According to YeeFarn Phua, Director, Sovereigns and International Public Finance Ratings, Asia-Pacific at S&P Global, India is touted to grow its GDP by 6.7 to 6.8 per cent in the coming two years. Official government projections put GDP growth for the current fiscal at 6.4 per cent.

"India's dependence on exports for growth is not that great. So, therefore, I think the impact will be more or less limited," Phua stated, referring to US tariffs. However, the market expert warned that jewellery, pharma, textiles, and chemicals may incur higher tariffs.

The GPD growth is already normalising to a "sustainable" level following the latest Union Budget provisions that focused on income tax cuts directly impacting households, said Phua.

"We anticipate that consumer spending and public investments will maintain real GDP growth at around 6.7 to 6.8 per cent in the next two years," Phua stated. Even though the growth rates are not as impressive as before, India is above its peers at similar income levels. This is what the S&P India director reasoned as what would support fiscal revenue growth despite income tax cuts.

S&P Global’s rating for India, however, does not align with Phua’s words. The country is rated BBB-, the lowest in the investment grade. As a consolation, the outlook on the rating was raised from stable to positive, back in May 2024.

Phua said that the country’s fiscal metrics remained positive, with steady growth in the tax revenue-to-GDP ratio and a lowering central government deficit. 

S&P Global projects that the Modi government would meet its fiscal deficit targets for the current (4.8 per cent) and the upcoming fiscal (4.4 per cent), due to "continued large dividends coming from the central bank, as well as potential capex under-spending on the expenditure side".

The current administration’s track record of meeting fiscal targets also factored into their outlook, the ratings agency reasoned.

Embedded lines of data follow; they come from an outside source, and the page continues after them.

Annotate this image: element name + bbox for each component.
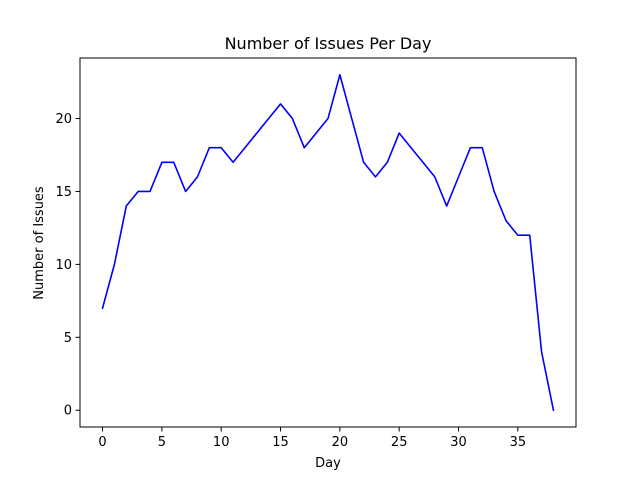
plot-background bbox=[80, 58, 576, 427]
x-axis-label: Day bbox=[315, 456, 341, 471]
x-tick-label: 20 bbox=[332, 435, 349, 450]
y-tick-label: 20 bbox=[55, 112, 72, 127]
x-tick-label: 35 bbox=[510, 435, 527, 450]
x-tick-label: 30 bbox=[450, 435, 467, 450]
y-tick-label: 5 bbox=[64, 331, 72, 346]
x-tick-label: 0 bbox=[98, 435, 106, 450]
x-axis-ticks: 0 5 10 15 20 25 30 35 bbox=[98, 427, 526, 450]
x-tick-label: 5 bbox=[158, 435, 166, 450]
y-axis-ticks: 0 5 10 15 20 bbox=[55, 112, 80, 419]
y-tick-label: 10 bbox=[55, 258, 72, 273]
y-tick-label: 0 bbox=[64, 404, 72, 419]
y-axis-label: Number of Issues bbox=[32, 186, 47, 300]
chart-title: Number of Issues Per Day bbox=[225, 34, 432, 53]
y-tick-label: 15 bbox=[55, 185, 72, 200]
x-tick-label: 25 bbox=[391, 435, 408, 450]
axes-frame bbox=[79, 57, 577, 428]
x-tick-label: 15 bbox=[272, 435, 289, 450]
plot-area bbox=[80, 58, 576, 427]
x-tick-label: 10 bbox=[213, 435, 230, 450]
axes bbox=[79, 57, 577, 428]
series-layer bbox=[101, 73, 555, 412]
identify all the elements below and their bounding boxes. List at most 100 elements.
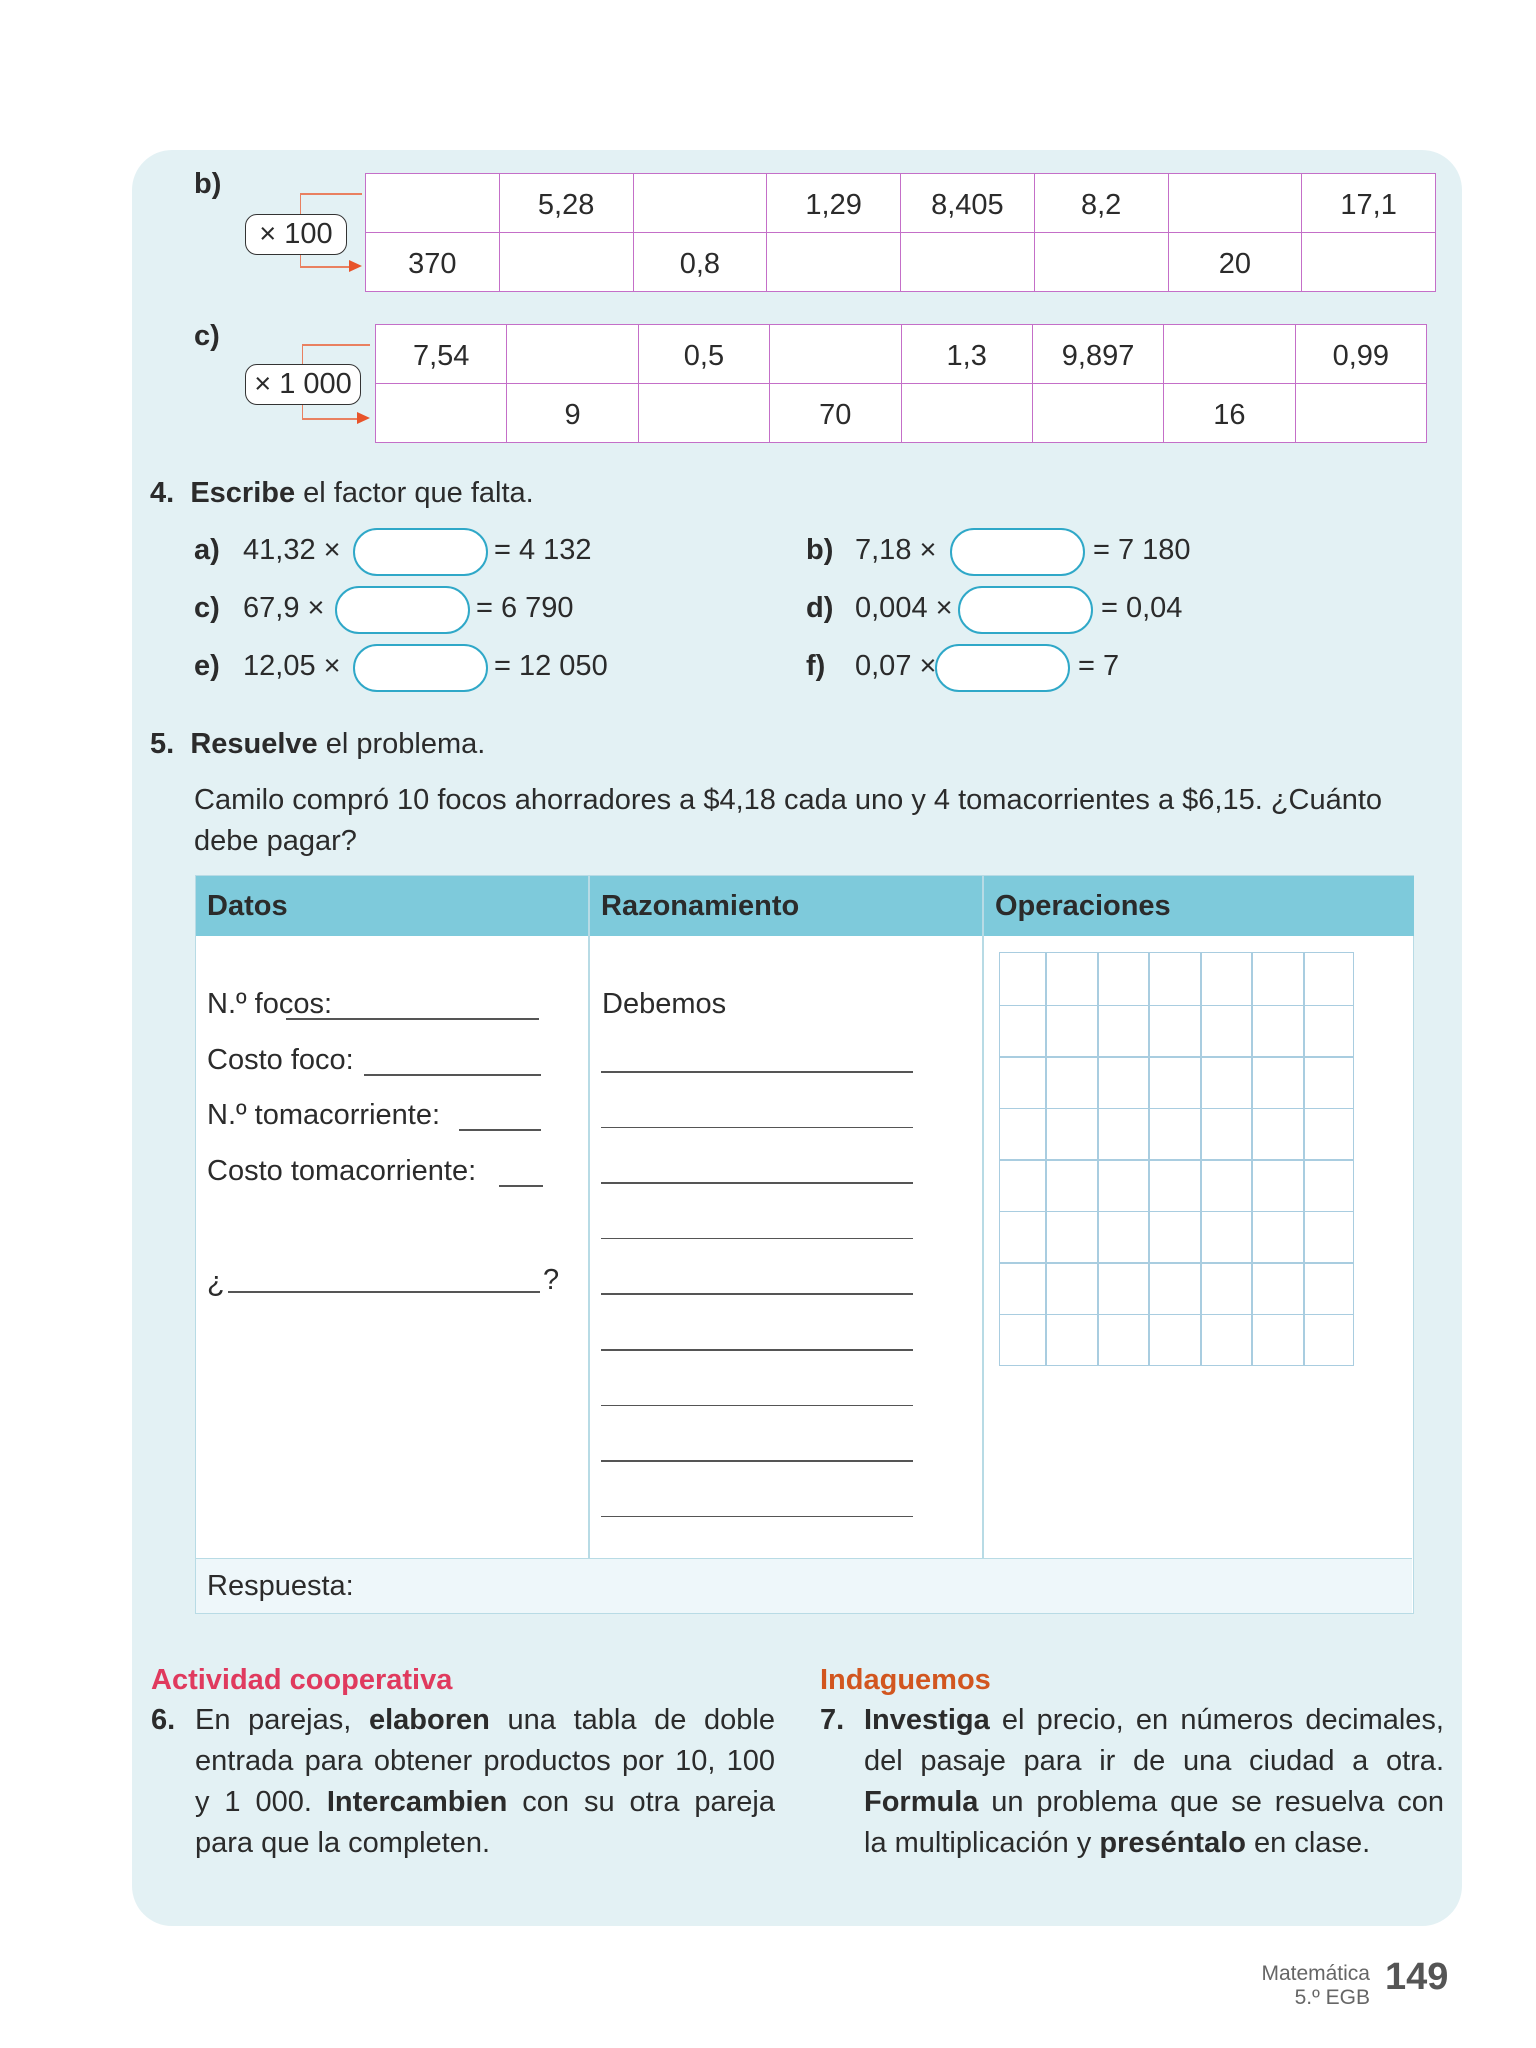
item-right: = 7 [1078, 650, 1120, 682]
exercise-6-number: 6. [151, 1704, 176, 1736]
item-label: c) [194, 592, 220, 624]
factor-input[interactable] [950, 528, 1085, 576]
table-cell[interactable] [1301, 232, 1436, 292]
datos-answer-line[interactable] [286, 1018, 539, 1020]
table-cell: 16 [1163, 383, 1296, 443]
table-cell[interactable] [1033, 232, 1169, 292]
item-right: = 12 050 [494, 650, 608, 682]
header-datos: Datos [196, 876, 589, 936]
table-cell[interactable] [632, 173, 768, 233]
table-row: 9 70 16 [374, 383, 1428, 443]
item-label-c: c) [194, 320, 220, 352]
table-row: 5,28 1,29 8,405 8,2 17,1 [365, 173, 1436, 233]
table-cell: 8,405 [900, 173, 1035, 233]
header-operaciones: Operaciones [984, 876, 1414, 936]
datos-label: Costo foco: [207, 1044, 354, 1076]
item-left: 41,32 × [243, 534, 341, 566]
table-cell: 0,8 [632, 232, 768, 292]
text-line: entrada para obtener productos por 10, 1… [195, 1745, 775, 1777]
table-cell[interactable] [365, 173, 500, 233]
item-label: e) [194, 650, 220, 682]
indaguemos-title: Indaguemos [820, 1664, 991, 1696]
table-cell[interactable] [506, 324, 639, 384]
table-cell: 1,3 [900, 324, 1033, 384]
table-cell: 9,897 [1031, 324, 1165, 384]
datos-answer-line[interactable] [459, 1129, 541, 1131]
razonamiento-line[interactable] [601, 1237, 913, 1240]
table-cell[interactable] [900, 383, 1033, 443]
razonamiento-line[interactable] [601, 1071, 913, 1073]
page-number: 149 [1385, 1956, 1449, 1998]
question-open: ¿ [207, 1266, 225, 1298]
item-label: d) [806, 592, 834, 624]
item-left: 7,18 × [855, 534, 937, 566]
table-cell[interactable] [766, 232, 901, 292]
datos-label: Costo tomacorriente: [207, 1155, 477, 1187]
table-cell: 7,54 [374, 324, 508, 384]
item-left: 0,07 × [855, 650, 937, 682]
arrow-icon [357, 412, 370, 424]
text-line: En parejas, elaboren una tabla de doble [195, 1704, 775, 1736]
table-cell[interactable] [374, 383, 508, 443]
table-cell[interactable] [1031, 383, 1165, 443]
razonamiento-start: Debemos [602, 988, 727, 1020]
datos-answer-line[interactable] [364, 1074, 541, 1076]
item-left: 67,9 × [243, 592, 325, 624]
table-cell: 0,99 [1294, 324, 1428, 384]
exercise-5-heading: 5. Resuelve el problema. [150, 728, 486, 760]
text-line: para que la completen. [195, 1827, 491, 1859]
table-c: 7,54 0,5 1,3 9,897 0,99 9 70 16 [374, 324, 1428, 443]
factor-input[interactable] [353, 528, 488, 576]
item-right: = 6 790 [476, 592, 574, 624]
question-line[interactable] [228, 1291, 540, 1293]
razonamiento-line[interactable] [601, 1515, 913, 1518]
problem-text-2: debe pagar? [194, 825, 357, 857]
exercise-7-number: 7. [820, 1704, 845, 1736]
razonamiento-line[interactable] [601, 1182, 913, 1184]
factor-input[interactable] [335, 586, 470, 634]
razonamiento-line[interactable] [601, 1404, 913, 1407]
answer-label: Respuesta: [207, 1570, 354, 1602]
razonamiento-line[interactable] [601, 1293, 913, 1295]
operations-grid[interactable] [999, 952, 1354, 1366]
text-line: del pasaje para ir de una ciudad a otra. [864, 1745, 1444, 1777]
answer-row[interactable]: Respuesta: [196, 1558, 1412, 1613]
factor-input[interactable] [353, 644, 488, 692]
factor-input[interactable] [958, 586, 1093, 634]
table-cell[interactable] [1167, 173, 1303, 233]
problem-text-1: Camilo compró 10 focos ahorradores a $4,… [194, 784, 1383, 816]
item-label: f) [806, 650, 826, 682]
multiplier-badge: × 100 [245, 214, 347, 255]
table-cell[interactable] [1163, 324, 1296, 384]
table-cell: 17,1 [1301, 173, 1436, 233]
table-cell: 370 [365, 232, 500, 292]
table-cell[interactable] [900, 232, 1035, 292]
table-cell[interactable] [498, 232, 634, 292]
table-cell[interactable] [769, 324, 902, 384]
table-cell[interactable] [637, 383, 771, 443]
razonamiento-line[interactable] [601, 1126, 913, 1129]
footer-subject: Matemática 5.º EGB [1261, 1962, 1370, 2009]
table-cell: 1,29 [766, 173, 901, 233]
item-right: = 0,04 [1101, 592, 1183, 624]
item-label: b) [806, 534, 834, 566]
table-cell: 0,5 [637, 324, 771, 384]
table-b: 5,28 1,29 8,405 8,2 17,1 370 0,8 20 [365, 173, 1436, 292]
razonamiento-line[interactable] [601, 1349, 913, 1351]
table-cell: 5,28 [498, 173, 634, 233]
factor-input[interactable] [935, 644, 1070, 692]
table-cell: 9 [506, 383, 639, 443]
table-row: 7,54 0,5 1,3 9,897 0,99 [374, 324, 1428, 384]
table-cell: 70 [769, 383, 902, 443]
arrow-icon [349, 260, 362, 272]
text-line: y 1 000. Intercambien con su otra pareja [195, 1786, 775, 1818]
exercise-4-heading: 4. Escribe el factor que falta. [150, 477, 534, 509]
razonamiento-line[interactable] [601, 1460, 913, 1462]
question-close: ? [543, 1264, 560, 1296]
item-left: 12,05 × [243, 650, 341, 682]
datos-answer-line[interactable] [499, 1185, 543, 1187]
text-line: Investiga el precio, en números decimale… [864, 1704, 1444, 1736]
item-label: a) [194, 534, 220, 566]
table-cell[interactable] [1294, 383, 1428, 443]
exercise-7-text: Investiga el precio, en números decimale… [864, 1700, 1444, 1864]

Last week, PM Narendra Modi met with Trump and discussed tariffs in detail. "I told Prime Minister Modi yesterday [sic] I said, 'Here's what we are going to do: reciprocal. Whatever you charge, I’m charging,'" Trump said. The US president went on to quote Modi's response, "No, no, I donֺ’t like that."

While major Indian exports such as textiles, steel, aluminium, and chemicals might bear the brunt of reciprocal tariffs, the impact on the economy and the larger retail space in India is expected to be minimal.